Yuma, Ariz. Maj. Gen. Tod Bunting, commanding officer of the Kansas National Guard, is being whisked around this desert border town in a sand-colored Suburban after a bumpy, six-hour flight from Topeka headquarters, and he's a little antsy.
"I want to maximize the amount of time with the troops," Bunting says into his cell phone, after grabbing a 10-minute lunch at a Subway restaurant on Tuesday. Soon, he is peering out the passenger side window of the sport utility vehicle and sees a group of men in camouflage fatigues at a work station out in the desert.
"Are those our guys?" Bunting wants to know.
The driver says yes and pulls in. Bunting is out of the SUV in a hurry. He chats up Senior Airman Kevin Nease, of Sabetha, and Tech. Sgt. Kenny Ellis, of Topeka, asking them how it's going since they deployed with the 190th Civil Engineering Squadron on March 31 to work on a section of the security fence along the Mexico border.
Bunting lends a hand
Bunting, also dressed in fatigues, puts on work gloves and a hard hat and helps lift and turn 175-pound steel panels that will be used on the fence, about a mile south along a dusty road. The lifting is likely more for the two cameras trained on Bunting, but it's clear this is part of what he likes about his job as the state's adjutant general.
Minutes later - and minutes count here, because Bunting only has this afternoon to touch base with his troops, whose work schedule was interrupted the day before by a visit from President Bush - Bunting is back in the Suburban and headed south to the fence, where the rest of the 44 Kansas National Guard troops are working with Guard members from other states, mostly welding those 175-pound panels onto the fence.
"Are these our guys?" Bunting asks, and he again pops out and heads toward Master Sgt. Mark Sabes, who's running a forklift hoisting a platform where Sabes' son, Senior Airman Chris Sabes, 21, is welding fence pieces.
Father, son deployment
Sabes, a vehicle mechanic, says it's his second deployment with his son. The first was to Israel.
"In fact, on both deployments there have been issues when someone has said to Chris, 'Hey have you cleared that with your dad?' And I said, 'No, for the purpose of the deployment, the dad is the first sergeant.'"
Bunting, 48, moves through the heat, talking, laughing, asking questions, barely breaking a sweat. Some of the troops seem surprised to see the general; others say they were expecting him. There is talk about the 90-degree weather, and reminders to drink water, likely because a Pennsylvania National Guard member died last summer after collapsing in 104-degree heat on her first day patrolling the Arizona-Mexico border near here.

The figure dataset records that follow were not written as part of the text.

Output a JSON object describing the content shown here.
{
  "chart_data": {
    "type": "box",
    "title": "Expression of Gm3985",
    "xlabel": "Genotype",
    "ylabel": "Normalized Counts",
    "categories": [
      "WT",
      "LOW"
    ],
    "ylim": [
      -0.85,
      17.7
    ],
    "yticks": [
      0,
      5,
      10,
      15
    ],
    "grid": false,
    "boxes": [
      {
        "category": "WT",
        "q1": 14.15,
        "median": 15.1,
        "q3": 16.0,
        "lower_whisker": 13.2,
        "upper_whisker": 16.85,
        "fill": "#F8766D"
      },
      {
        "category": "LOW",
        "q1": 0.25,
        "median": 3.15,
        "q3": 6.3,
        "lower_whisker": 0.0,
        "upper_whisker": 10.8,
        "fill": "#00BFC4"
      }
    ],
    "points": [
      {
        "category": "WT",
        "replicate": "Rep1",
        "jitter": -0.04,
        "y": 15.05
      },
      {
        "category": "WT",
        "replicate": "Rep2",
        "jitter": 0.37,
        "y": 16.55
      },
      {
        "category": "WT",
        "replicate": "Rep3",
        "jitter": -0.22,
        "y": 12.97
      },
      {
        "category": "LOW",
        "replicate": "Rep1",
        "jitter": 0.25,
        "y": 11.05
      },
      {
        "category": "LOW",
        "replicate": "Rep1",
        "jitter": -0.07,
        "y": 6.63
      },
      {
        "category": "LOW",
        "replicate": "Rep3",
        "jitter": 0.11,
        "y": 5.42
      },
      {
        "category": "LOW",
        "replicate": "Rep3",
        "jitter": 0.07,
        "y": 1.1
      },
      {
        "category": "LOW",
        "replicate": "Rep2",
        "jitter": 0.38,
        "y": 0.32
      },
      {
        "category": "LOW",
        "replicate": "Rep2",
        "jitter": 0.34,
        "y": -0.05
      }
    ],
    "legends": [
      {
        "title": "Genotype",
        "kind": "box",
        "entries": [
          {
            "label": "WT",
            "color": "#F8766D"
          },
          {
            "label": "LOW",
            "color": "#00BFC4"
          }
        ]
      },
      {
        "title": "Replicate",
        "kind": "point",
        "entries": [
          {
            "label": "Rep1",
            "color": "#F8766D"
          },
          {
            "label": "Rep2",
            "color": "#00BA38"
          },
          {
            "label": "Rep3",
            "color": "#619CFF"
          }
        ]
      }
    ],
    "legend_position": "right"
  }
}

Bunting doesn't offer to weld, and the troops don't seem to want to slow down much. Most keep working while the general talks. The Suburban makes its way up and down about a 2-mile stretch of the fence, with Bunting getting out or shooing the SUV on ahead and telling the driver he'll meet him later.
Border Patrol agents on edge
Two U.S. Border Patrol agents show up and seem a little edgy, perhaps because they have seen too many dignitaries in too short a time at their new Yuma station. The border agents talk to the Guard troops, who are unarmed. The troops are not supposed to stray more than 3 feet over the border. But when you're wielding a welding torch, sometimes you have to move around.
Bunting said later he was struck by the fact that the U.S Border Patrol had reinforced vehicles because people would lob rocks at them from the other side of the fence.
"I guess I did not completely anticipate the amount of anti-border patrol and anti-fence sentiment there would be," he said. "But our troops are very well-trained, and they have good security, and they always maintain good situational awareness."
The Suburban heads to the western edge of the fence, where Bunting talks up a few more troops working on the secondary fence, which is made of steel mesh and is several yards into the U.S.
'The highlight of my job'
Tech. Sgt. Carren Christianson, of Topeka, one of four women from the Kansas Guard on this deployment, is tacking up pieces on the secondary fence so the welders can come in and secure the material.
Airman 1st Class Jared Petefish, an aircraft mechanic who turned 20 last month, says joining the guard was the "best thing that ever happened to me."
Even though he's a mechanic, he volunteered for the border security work and would volunteer for Iraq if he had the chance.
"I didn't join just to do nothing," he says, adding that he's looking forward to returning home Saturday because he misses his dog.
On the plane ride to the border, Bunting appeared at ease. He played cards and was chatty, saying he could tell stories all day about the Kansas National Guard troops, 800 of whom are in Iraq.
But on the plane back, there were no card games, no stories, but just enough talk to say the long day was important.
"It's really the highlight of my job, to get out and see our people in action. ... People have their own opinion about whether we should put a fence along the border, but it's the task we've been given, and our guys and gals want to do it right," he said. "I live for the chance to get out of the office and do stuff like this."